The Chinese property sector was also the focus of investor attention later on in the week as the Chinese central bank declared that it will cut interest rates of mortgage loans and down-payment ratios for homebuyers. The new legislation is the latest in a long line of attempts to boost the country’s lacklustre property demand, with the government also abolishing the floor level of the interest rates for mortgages for the first and second homes at the national level.

With global markets having posted strong gains for the week, Friday saw investors crystalise some of their profits, taking heed from comments made by the vice chair of the US Federal Reserve, John Williams the night before. Acknowledging this week’s weaker inflation print, he remarked "I don't see any indicators now telling me ... there's a reason to change the stance of monetary policy now," adding that he did not expect the case for a rate cut to fall into place "in the very near term." After his comments, investors began to price in a lower amount of cuts for the year, showing that much like with a certain Czech billionaire, it’s worth taking what you hear to the letter…

 

This coming week

With a sprinkling of bank holidays throughout Europe and Canada, the coming week may seem a little sparse in terms of economic data releases, however domestic housing numbers on Monday should set the foundations in more than one way for what could be a busy week here in the UK.

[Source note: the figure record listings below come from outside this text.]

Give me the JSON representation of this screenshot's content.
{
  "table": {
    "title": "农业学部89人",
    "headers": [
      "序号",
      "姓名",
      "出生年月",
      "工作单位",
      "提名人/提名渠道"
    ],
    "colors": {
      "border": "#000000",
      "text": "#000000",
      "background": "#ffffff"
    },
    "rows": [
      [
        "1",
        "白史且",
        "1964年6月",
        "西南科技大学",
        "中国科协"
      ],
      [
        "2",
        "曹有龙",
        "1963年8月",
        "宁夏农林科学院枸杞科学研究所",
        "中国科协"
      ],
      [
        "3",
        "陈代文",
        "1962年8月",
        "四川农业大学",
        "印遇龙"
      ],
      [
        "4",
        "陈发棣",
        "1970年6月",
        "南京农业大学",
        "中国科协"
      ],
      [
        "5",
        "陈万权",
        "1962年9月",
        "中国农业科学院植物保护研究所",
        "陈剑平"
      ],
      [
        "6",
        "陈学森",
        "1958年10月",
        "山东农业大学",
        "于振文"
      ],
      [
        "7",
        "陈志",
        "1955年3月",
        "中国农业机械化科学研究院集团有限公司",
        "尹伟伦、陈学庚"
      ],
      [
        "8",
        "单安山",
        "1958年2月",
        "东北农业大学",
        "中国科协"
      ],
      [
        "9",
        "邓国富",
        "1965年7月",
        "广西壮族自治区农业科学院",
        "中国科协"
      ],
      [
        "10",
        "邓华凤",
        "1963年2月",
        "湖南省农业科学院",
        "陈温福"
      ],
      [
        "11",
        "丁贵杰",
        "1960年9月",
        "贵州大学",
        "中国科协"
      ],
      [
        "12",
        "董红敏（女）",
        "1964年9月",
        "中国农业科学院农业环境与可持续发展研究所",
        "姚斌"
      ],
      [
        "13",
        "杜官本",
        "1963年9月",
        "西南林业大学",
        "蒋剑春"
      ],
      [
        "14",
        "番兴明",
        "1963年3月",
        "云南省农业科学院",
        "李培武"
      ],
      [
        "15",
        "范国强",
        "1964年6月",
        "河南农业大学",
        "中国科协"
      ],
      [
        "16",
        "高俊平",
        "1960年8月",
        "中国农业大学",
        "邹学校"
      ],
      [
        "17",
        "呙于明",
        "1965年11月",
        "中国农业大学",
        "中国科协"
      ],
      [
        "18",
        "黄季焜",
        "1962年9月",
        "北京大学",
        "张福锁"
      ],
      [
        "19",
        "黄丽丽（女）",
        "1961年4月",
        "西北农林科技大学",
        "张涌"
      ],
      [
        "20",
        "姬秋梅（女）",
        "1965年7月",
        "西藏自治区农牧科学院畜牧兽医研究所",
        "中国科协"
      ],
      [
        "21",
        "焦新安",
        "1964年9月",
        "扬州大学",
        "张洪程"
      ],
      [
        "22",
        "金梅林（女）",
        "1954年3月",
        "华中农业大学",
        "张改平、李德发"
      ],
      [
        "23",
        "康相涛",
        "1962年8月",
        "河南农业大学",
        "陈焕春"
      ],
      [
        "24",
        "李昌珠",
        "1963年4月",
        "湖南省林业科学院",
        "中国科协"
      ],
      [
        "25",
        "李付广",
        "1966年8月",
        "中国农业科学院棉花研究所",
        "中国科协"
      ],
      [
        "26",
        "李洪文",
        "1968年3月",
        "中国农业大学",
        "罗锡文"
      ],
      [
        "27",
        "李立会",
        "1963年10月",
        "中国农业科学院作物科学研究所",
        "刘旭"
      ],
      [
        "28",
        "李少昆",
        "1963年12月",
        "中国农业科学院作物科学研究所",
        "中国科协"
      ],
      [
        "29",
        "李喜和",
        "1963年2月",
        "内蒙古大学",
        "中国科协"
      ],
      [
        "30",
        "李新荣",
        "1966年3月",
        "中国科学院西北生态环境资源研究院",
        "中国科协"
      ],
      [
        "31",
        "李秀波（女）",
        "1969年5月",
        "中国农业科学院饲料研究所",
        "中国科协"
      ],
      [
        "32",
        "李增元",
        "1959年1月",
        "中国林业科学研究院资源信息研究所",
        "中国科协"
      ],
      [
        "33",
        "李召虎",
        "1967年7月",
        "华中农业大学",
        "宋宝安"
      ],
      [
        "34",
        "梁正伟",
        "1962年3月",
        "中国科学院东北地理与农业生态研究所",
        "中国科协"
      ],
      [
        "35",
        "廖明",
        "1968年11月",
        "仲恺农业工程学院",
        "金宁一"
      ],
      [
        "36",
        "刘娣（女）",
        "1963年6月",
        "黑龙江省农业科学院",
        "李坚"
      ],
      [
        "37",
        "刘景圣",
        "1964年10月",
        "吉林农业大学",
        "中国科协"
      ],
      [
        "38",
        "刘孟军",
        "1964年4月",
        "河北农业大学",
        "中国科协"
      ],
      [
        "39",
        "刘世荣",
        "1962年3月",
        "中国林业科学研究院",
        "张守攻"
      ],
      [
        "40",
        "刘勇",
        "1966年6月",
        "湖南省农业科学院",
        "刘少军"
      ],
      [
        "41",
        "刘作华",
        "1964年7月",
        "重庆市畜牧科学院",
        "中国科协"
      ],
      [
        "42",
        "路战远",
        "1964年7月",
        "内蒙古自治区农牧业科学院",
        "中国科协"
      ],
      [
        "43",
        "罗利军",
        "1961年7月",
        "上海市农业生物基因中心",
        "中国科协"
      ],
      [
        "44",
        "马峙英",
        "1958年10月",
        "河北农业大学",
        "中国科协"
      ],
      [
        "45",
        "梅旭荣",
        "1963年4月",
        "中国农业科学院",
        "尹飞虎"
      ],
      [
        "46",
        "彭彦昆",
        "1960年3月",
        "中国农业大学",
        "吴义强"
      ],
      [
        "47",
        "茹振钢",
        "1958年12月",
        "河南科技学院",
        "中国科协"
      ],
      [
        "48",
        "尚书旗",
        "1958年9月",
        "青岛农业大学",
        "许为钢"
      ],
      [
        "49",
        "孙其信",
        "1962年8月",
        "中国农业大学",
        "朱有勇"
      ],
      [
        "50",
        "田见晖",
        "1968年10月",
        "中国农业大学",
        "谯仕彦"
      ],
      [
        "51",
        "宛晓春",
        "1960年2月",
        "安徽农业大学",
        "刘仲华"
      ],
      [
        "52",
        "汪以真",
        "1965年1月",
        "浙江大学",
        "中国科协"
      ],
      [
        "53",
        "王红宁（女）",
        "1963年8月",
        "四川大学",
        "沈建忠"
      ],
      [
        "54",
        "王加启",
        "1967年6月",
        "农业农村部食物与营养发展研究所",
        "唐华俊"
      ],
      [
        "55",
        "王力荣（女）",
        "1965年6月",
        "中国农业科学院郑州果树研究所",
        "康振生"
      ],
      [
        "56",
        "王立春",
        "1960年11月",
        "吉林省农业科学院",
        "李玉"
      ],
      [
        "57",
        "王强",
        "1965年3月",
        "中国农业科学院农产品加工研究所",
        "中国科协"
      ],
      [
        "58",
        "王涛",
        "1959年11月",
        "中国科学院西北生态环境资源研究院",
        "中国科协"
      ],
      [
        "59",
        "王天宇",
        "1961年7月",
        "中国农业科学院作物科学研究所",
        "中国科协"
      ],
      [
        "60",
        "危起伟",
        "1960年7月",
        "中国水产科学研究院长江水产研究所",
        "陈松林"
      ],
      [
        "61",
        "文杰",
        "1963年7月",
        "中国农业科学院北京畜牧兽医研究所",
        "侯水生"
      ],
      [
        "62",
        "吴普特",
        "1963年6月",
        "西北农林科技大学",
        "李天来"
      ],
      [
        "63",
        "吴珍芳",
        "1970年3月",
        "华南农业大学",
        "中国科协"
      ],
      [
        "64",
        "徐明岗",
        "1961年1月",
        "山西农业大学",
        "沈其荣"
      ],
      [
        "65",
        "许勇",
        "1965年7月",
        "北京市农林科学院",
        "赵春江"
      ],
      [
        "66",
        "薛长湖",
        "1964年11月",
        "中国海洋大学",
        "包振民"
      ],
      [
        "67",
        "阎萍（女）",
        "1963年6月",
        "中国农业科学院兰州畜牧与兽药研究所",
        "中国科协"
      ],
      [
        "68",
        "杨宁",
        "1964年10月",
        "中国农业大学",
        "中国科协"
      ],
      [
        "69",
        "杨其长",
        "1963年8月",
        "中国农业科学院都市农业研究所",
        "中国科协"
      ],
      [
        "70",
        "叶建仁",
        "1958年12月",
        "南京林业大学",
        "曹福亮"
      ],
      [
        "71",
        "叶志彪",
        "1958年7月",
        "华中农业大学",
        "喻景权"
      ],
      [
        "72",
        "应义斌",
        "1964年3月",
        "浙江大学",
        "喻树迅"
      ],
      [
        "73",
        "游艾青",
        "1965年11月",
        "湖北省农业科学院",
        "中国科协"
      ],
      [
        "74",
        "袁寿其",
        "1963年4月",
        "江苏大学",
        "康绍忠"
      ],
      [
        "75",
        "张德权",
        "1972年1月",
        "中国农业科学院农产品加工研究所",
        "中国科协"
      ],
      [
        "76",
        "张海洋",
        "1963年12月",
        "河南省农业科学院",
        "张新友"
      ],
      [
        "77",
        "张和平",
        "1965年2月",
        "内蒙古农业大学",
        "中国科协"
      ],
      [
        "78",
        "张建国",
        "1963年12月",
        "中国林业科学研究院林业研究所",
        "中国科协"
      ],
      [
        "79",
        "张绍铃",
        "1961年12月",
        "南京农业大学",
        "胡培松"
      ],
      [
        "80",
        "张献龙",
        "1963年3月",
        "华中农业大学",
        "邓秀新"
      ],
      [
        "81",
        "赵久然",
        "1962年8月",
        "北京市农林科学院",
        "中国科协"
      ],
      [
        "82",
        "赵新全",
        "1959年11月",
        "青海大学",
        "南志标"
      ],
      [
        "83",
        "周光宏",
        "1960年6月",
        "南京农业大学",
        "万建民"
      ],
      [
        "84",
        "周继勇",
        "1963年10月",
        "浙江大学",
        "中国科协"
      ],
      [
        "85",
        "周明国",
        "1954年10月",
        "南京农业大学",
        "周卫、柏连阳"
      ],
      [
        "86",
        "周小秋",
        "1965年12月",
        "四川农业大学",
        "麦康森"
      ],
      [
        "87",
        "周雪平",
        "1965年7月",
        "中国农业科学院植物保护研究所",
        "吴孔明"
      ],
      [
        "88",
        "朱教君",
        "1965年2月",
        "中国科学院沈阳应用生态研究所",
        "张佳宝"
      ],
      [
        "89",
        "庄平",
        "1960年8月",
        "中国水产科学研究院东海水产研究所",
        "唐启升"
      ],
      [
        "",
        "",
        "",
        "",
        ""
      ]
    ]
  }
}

Monday will see online estate agent, Rightmove, release it Housing Price Index (HPI) numbers. The data usually acts as a leading indicator of the housing industry's health because rising house prices usually attract investors and spur industry activity. When a house is bought or sold, it creates a ripple effect across many different sectors, from solicitors and surveyors to DIY shops all cashing in, making the data both important and far-reaching.

With the chances of a rate cut hanging in the balance for June, both the Bank of England (BoE) and investors will be keeping a firm eye on Wednesday’s inflation data, possibly the last piece of meaningful data those on Threadneedle will receive before their June meeting and subsequent decision. With Inflation having falling steadily from its peak in October 2022, headline inflation currently sits at 3.2%, still uncomfortably above the BoE’s 2% target, many will be hoping for solid progress in this month’s reading, leaving the bank with a decision to make on borrowing costs.

With many pondering what the BoE intend to do, the middle of the week should tell us exactly what is on the US Federal Reserve’s mind, as they release the minutes from their last policy meeting. The release will act as a detailed record of the central bank’s most recent meeting, providing in-depth insights into the economic and financial conditions that influenced their vote on where to set interest rates and should have a strong impact on global markets.

The end of the week should be wrapped up with a mass of Purchasing Manager’s Index (PMI) readings. Covering both the Manufacturing and Services sectors for Germany, France, an overall European composite, the UK and US. The readings will give us an invaluable sense of the global economy at a company level as businesses will be asked to rate the relative level of business conditions including employment, production, new orders, prices, supplier deliveries and inventories.

The information in this blog or any response to comments should not be regarded as financial advice. If you are unsure of any of the terminology used, you should seek financial advice. Remember that the value of investments can go down as well as up, and could be worth less than what was paid in. The information is based on our understanding as at 17 May 2024.